Qu’y a-t-il de nouveau dans ce discours ? Rien. Comme l’a très bien montré l’historien Gérard Noiriel, la pensée Zemmourienne s’enracine dans la matrice idéologique de l’extrême droite française telle qu’elle existe depuis la fin du 19ème siècle, qui s’est enrichie par couches successives des « apports » de la crise des années 30, de la collaboration, de la guerre d’Algérie. De la doctrine de haine ciblant des minorités dangereuses au rugissement contre l’ « idéologie diversitaire », de la nostalgie de l’empire à la peur du « grand remplacement », c’est une même pensée haineuse, ethno-populiste, réactionnaire, identitaire et raciste qui transparait dans ses propos. La même, à quelques nuances près, qui nourrit l’Alt-Right et les suprémacistes américains, comme l’a souligné l’historien Tal Bruttmann dans une récente tribune dans Le Monde.
Si la violente charge de Zemmour contre les musulmans a retenu l’attention et, une fois n’est pas coutume, suscité un large mouvement d’indignation, la portée de son discours est bien plus vaste.
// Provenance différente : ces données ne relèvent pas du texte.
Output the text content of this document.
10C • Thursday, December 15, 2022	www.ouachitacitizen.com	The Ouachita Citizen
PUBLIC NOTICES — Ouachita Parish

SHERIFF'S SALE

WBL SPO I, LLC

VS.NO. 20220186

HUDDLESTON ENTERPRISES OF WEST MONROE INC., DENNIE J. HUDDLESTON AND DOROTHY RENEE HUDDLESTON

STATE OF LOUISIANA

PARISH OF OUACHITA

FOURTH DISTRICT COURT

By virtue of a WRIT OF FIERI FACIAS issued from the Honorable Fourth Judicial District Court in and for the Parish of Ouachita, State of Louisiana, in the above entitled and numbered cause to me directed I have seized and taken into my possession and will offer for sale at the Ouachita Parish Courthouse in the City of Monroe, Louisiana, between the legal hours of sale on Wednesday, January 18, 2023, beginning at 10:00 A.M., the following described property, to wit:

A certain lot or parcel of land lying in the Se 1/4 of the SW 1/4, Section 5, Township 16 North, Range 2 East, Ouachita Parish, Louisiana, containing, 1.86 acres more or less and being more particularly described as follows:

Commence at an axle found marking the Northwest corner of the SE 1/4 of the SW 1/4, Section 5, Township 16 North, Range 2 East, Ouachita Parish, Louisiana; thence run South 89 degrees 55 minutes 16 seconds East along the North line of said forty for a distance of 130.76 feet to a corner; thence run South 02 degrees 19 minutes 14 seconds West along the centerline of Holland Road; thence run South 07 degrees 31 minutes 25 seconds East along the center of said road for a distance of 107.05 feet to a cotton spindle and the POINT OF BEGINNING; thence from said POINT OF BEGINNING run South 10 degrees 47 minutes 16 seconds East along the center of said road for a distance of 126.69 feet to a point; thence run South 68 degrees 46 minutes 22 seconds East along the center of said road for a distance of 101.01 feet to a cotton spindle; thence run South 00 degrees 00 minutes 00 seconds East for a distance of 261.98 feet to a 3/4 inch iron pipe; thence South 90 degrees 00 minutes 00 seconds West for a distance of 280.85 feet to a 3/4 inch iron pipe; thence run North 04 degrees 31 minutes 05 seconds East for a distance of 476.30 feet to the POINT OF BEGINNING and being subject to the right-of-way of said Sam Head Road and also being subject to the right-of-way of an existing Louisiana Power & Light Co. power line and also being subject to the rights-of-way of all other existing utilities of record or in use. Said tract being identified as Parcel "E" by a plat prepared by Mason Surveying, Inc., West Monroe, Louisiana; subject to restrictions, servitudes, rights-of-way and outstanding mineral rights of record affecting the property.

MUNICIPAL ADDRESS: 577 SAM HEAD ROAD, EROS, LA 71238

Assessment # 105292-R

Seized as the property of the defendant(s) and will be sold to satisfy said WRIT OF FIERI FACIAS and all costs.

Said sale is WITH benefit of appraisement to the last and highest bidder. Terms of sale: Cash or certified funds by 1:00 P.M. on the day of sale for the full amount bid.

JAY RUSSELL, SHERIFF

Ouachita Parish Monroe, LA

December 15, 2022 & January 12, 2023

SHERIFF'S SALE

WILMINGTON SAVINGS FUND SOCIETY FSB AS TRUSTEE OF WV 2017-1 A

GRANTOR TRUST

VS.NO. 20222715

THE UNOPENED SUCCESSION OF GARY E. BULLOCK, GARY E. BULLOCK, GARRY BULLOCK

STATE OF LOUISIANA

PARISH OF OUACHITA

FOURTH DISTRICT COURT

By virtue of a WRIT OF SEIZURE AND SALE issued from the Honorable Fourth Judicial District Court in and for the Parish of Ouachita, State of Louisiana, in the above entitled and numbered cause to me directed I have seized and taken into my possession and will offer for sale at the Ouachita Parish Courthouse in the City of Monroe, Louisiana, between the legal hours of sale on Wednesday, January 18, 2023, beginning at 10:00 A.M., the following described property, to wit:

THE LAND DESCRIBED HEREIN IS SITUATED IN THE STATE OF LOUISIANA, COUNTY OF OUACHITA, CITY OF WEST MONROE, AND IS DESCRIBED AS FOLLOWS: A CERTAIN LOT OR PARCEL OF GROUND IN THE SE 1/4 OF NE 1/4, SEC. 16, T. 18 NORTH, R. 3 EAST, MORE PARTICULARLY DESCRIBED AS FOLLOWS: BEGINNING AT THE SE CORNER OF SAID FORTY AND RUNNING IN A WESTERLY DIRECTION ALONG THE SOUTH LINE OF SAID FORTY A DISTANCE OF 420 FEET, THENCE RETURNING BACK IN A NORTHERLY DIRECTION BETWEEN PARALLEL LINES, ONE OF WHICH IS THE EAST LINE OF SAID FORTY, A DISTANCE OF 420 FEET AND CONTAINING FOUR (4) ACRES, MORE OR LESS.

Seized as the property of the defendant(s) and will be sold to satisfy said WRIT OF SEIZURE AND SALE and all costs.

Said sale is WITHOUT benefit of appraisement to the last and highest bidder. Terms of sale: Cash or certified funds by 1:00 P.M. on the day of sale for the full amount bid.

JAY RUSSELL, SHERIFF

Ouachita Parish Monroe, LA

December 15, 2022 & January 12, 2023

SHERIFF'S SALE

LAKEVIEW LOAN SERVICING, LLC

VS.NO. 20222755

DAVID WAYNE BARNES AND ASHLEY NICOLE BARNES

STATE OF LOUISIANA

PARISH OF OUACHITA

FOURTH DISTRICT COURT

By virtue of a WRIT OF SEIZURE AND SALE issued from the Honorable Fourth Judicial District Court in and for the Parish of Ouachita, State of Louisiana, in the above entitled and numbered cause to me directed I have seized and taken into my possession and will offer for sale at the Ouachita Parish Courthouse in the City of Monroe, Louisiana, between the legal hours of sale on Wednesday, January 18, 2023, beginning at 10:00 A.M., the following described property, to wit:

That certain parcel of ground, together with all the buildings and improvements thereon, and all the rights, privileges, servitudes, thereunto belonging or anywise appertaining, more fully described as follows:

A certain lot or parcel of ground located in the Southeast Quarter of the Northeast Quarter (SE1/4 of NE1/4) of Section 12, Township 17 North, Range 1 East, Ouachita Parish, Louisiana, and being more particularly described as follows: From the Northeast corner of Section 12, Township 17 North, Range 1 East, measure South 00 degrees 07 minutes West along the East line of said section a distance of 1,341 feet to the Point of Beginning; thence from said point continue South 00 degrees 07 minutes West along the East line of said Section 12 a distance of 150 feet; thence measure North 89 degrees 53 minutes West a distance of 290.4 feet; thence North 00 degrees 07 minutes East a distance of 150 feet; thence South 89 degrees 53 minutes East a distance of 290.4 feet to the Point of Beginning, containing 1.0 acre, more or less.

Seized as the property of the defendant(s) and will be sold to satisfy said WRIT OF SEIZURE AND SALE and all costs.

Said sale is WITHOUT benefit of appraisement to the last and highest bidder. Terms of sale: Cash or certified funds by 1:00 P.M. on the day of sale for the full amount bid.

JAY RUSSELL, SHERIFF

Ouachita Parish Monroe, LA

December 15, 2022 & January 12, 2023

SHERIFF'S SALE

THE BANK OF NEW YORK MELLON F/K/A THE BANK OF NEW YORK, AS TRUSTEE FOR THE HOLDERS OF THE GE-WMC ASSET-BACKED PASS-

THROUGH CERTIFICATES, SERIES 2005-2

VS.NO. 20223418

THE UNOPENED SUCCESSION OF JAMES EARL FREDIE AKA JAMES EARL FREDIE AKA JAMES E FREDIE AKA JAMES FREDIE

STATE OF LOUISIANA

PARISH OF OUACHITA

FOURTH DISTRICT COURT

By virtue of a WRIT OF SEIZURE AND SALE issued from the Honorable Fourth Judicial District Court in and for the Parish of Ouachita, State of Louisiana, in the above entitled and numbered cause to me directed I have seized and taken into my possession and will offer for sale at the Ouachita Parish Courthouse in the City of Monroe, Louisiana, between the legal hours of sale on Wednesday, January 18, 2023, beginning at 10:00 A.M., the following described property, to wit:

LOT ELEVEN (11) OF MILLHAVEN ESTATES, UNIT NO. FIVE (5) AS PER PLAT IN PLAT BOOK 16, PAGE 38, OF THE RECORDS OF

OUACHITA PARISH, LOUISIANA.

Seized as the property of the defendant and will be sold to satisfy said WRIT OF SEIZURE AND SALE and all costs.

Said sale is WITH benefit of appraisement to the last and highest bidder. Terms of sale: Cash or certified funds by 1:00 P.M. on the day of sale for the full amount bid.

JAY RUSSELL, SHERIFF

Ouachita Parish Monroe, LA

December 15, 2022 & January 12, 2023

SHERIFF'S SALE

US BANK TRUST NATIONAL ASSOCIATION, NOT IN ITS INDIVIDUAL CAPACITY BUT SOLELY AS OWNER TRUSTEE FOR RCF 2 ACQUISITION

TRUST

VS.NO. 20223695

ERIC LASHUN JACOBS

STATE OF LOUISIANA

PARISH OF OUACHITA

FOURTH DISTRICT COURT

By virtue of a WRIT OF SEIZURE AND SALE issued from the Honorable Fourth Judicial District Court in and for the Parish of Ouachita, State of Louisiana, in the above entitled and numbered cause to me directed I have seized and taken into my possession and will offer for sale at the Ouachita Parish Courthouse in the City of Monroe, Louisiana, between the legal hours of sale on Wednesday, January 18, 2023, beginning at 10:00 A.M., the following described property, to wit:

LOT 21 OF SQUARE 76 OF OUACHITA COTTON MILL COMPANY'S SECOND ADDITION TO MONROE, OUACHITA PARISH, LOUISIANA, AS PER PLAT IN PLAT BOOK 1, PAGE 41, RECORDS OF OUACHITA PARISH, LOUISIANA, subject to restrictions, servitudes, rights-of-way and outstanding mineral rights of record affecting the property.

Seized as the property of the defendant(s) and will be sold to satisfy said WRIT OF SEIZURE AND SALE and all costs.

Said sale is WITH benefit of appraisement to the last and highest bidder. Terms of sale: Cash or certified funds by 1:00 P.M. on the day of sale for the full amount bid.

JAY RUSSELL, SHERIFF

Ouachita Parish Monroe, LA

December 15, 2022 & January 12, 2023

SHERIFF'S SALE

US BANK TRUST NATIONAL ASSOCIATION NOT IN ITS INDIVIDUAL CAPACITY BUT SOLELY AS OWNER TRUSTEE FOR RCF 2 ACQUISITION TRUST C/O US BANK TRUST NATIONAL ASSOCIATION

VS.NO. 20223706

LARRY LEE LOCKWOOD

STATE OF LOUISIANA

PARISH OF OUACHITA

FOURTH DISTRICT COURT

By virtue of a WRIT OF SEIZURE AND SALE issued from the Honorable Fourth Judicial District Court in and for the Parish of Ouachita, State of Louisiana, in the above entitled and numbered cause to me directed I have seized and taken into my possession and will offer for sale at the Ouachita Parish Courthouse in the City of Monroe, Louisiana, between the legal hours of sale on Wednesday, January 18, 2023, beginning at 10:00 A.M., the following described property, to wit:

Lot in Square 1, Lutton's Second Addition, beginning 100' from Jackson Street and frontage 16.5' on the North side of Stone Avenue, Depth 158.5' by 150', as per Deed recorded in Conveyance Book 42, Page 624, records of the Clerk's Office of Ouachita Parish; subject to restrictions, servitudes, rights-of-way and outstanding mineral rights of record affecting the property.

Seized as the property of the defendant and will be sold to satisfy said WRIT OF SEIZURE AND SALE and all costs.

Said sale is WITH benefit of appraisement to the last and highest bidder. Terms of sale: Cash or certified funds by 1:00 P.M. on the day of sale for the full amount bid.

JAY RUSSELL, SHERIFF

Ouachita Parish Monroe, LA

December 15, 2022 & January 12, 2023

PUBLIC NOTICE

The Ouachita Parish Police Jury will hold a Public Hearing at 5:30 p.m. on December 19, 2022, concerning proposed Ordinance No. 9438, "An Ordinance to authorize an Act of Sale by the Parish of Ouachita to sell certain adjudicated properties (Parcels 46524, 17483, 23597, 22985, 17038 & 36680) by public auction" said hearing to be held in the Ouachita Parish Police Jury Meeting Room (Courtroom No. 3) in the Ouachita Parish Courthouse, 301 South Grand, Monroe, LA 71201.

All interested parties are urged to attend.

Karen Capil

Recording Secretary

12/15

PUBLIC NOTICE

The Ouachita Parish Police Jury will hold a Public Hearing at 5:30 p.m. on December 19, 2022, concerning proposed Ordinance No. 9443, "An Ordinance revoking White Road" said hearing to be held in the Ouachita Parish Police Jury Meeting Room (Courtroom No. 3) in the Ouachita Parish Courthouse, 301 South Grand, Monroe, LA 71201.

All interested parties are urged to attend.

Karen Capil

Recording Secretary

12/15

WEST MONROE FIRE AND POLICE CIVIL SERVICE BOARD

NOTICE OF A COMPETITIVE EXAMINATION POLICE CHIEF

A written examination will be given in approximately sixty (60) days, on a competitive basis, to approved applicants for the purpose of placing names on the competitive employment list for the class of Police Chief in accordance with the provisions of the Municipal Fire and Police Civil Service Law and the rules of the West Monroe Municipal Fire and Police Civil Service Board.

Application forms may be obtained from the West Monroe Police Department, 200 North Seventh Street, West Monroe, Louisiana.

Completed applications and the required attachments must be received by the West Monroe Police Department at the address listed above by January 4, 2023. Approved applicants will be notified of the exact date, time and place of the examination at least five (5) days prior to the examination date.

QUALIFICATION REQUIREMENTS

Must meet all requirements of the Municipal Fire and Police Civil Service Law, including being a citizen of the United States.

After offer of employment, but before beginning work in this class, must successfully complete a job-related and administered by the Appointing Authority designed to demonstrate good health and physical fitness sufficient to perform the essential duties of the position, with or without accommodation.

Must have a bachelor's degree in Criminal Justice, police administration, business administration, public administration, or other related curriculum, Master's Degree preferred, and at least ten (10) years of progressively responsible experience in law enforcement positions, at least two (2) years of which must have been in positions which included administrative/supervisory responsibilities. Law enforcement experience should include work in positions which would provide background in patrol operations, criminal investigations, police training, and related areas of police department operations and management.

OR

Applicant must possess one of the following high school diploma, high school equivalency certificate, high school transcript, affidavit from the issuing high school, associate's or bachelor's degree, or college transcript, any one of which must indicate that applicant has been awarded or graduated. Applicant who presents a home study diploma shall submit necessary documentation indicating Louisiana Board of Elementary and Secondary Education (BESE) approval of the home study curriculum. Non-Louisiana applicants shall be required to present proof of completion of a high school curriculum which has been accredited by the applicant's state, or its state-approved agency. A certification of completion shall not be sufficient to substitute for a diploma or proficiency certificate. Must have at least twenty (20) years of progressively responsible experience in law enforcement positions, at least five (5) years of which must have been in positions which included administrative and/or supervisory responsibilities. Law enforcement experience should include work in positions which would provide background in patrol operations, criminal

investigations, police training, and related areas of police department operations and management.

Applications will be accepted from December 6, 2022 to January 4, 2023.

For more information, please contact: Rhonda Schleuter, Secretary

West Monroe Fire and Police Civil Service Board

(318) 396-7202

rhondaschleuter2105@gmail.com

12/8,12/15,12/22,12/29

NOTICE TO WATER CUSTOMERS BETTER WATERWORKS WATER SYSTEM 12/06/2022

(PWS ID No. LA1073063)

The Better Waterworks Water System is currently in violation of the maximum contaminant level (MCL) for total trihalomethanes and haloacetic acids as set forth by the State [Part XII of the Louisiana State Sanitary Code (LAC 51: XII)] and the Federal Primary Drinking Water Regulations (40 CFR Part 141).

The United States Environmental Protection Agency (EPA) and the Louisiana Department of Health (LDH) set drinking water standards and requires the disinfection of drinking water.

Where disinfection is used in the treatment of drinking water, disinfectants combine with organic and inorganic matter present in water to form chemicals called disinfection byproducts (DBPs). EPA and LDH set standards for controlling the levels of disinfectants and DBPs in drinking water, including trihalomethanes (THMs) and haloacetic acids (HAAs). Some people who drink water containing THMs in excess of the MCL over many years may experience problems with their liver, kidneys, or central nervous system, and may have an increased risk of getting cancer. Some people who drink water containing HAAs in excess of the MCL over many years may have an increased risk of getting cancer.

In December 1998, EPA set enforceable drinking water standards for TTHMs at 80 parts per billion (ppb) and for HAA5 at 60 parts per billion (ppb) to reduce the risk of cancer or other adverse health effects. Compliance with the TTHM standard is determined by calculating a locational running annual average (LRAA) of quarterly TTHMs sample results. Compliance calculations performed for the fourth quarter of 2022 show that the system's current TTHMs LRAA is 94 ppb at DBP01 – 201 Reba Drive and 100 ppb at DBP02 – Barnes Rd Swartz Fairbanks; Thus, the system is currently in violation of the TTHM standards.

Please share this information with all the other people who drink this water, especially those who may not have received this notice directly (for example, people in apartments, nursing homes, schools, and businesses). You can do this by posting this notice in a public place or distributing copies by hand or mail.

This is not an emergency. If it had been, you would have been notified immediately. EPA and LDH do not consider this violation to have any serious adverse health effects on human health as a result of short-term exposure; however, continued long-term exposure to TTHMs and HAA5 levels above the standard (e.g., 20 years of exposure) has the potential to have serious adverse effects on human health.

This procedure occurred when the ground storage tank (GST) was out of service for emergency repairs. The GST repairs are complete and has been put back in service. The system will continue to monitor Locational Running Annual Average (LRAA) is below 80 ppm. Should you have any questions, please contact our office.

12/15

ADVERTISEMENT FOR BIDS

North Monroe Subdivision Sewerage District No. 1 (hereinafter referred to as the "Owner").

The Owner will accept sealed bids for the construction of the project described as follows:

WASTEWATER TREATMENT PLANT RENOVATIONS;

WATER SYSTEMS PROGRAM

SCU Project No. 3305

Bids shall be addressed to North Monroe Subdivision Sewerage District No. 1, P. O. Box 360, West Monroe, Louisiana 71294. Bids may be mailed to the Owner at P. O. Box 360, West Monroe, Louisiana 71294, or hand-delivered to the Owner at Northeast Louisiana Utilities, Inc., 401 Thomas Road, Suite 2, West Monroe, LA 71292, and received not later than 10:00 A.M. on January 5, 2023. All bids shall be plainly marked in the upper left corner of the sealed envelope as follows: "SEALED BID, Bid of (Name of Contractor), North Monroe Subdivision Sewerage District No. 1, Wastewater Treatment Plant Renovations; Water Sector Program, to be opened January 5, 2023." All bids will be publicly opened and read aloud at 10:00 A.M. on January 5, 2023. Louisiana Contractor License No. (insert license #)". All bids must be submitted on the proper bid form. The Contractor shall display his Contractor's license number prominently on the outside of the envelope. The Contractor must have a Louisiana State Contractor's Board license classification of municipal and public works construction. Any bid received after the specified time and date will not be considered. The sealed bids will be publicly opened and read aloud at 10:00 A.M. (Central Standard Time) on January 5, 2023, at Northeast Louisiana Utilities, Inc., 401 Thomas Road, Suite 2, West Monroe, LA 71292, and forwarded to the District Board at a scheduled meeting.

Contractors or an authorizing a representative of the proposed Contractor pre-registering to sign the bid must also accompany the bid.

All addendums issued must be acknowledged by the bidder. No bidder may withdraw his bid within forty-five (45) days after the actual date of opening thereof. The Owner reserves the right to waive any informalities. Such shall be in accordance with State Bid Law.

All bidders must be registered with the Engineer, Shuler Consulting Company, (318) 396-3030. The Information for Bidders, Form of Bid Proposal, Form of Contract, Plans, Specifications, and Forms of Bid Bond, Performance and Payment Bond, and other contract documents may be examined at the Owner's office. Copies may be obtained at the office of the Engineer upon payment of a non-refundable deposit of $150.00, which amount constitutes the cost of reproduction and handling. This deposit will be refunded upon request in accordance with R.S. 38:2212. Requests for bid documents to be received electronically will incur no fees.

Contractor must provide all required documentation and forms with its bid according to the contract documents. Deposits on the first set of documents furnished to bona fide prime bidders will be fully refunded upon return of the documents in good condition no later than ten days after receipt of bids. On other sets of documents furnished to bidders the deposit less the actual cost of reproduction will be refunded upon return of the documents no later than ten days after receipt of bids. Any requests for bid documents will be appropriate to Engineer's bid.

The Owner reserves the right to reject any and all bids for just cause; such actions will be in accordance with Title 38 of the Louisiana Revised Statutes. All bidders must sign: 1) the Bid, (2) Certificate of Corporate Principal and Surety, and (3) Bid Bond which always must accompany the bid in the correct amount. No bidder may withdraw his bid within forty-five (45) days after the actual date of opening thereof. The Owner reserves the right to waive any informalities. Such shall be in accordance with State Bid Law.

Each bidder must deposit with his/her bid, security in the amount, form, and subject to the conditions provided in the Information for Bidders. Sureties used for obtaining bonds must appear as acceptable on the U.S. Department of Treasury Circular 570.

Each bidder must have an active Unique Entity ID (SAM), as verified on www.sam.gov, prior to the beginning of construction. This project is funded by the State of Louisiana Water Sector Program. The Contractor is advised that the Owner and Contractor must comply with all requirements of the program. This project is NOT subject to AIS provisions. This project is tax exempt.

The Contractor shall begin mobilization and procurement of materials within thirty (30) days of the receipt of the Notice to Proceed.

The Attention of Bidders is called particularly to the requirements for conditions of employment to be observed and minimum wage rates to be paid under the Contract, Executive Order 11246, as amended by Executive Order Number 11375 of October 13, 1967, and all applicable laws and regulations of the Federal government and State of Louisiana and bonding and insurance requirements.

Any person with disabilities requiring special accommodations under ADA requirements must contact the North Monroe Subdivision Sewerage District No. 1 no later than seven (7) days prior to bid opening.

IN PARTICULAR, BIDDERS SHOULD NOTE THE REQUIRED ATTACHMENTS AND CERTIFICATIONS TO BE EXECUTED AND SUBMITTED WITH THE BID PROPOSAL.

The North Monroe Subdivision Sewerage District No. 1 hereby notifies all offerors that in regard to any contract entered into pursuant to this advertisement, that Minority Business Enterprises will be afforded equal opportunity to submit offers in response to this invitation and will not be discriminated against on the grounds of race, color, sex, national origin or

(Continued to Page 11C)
Et elle nous concerne tous. Car en ciblant les musulmans comme hier on s’en prenait aux juifs, le polémiste renoue avec les fils traditionnels de l’extrême droite française dont le dessein profond était de mettre à bas la République, ses principes, ses valeurs, en la purifiant de ses « corps étrangers », et d’abattre la démocratie libérale, coupable à leurs yeux de tous les maux, de toutes les faiblesses. Ce que Zemmour combat en réalité, ce sont pas seulement ces « minorités » qui le révulsent, c’est tout notre édifice social et démocratique, sa cohésion, son histoire, son ciment, son avenir. En vitupérant contre le « progressisme », c’est la culture démocratique qu’il récuse, fondée sur le respect de l’autre, en lui privilégiant la brutalité du « parler vrai » contre le politiquement correct, en incitant à la haine au lieu de cautériser les plaies. Zemmour ne dialogue pas, il monologue. Mais ses mots font mal. Ses mots sont des flammes qui brûlent ce qui fait de nous des citoyens.
Le procédé est toujours le même : constater l’apocalypse, désigner des boucs émissaires en mobilisant tous les stéréotypes (les « métèques », les juifs, les musulmans, les homosexuels, etc.), puis pointer un doigt accusateur sur les « vrais » responsables du désastre : les institutions démocratique, les élites, les médias, les parlementaires, le libéralisme… Derrière le déclin mis en récit (l’affaissement de l’école, des gamins qui n’apprennent plus rien, l’effondrement des mœurs, etc.), il y aurait des responsables qui complotent. C’est cette mécanique complotiste, paranoïaque, qui structure la « théorie » du grand remplacement popularisée par Renaud Camus. C’est cette même mécanique infecte qui structurait le Protocole des sages de Sion, ce faux grotesque confectionné en Russie au début du 20ème siècle, qui se présentait comme une vaste entreprise de conquête du monde ourdie par les juifs et les francs-maçons, devenu un bréviaire de l’antisémitisme dans les années 30. En pratiquant à satiété l’inversion victimaire, Zemmour, comme tous ses aînés avant lui, fait du faible un fort, et du fort, un faible. Le dominé n’est pas celui qu’ « on » nous fait croire, rugit Zemmour, le dominé c’est l’ « homme blanc hétérosexuel catholique », victime, donc, des féministes, des militants LGBT, des musulmans, des « racisés », de Rokhaya Diallo et de Caroline de Haas. Mais le sanglot de Zemmour, en creux, ne dégouline pas que sur des individu sur le fondement de leur genre, de leur foi ou de leur combat contre les discriminations. Il engloutit, plus largement, toute la République : l’égalité, la citoyenneté, la solidarité, la fraternité, et même la laïcité que Zemmour et ses acolytes voudraient s’arroger, mais qu’ils ont en réalité kidnappée pour en faire un autre instrument d’exclusion.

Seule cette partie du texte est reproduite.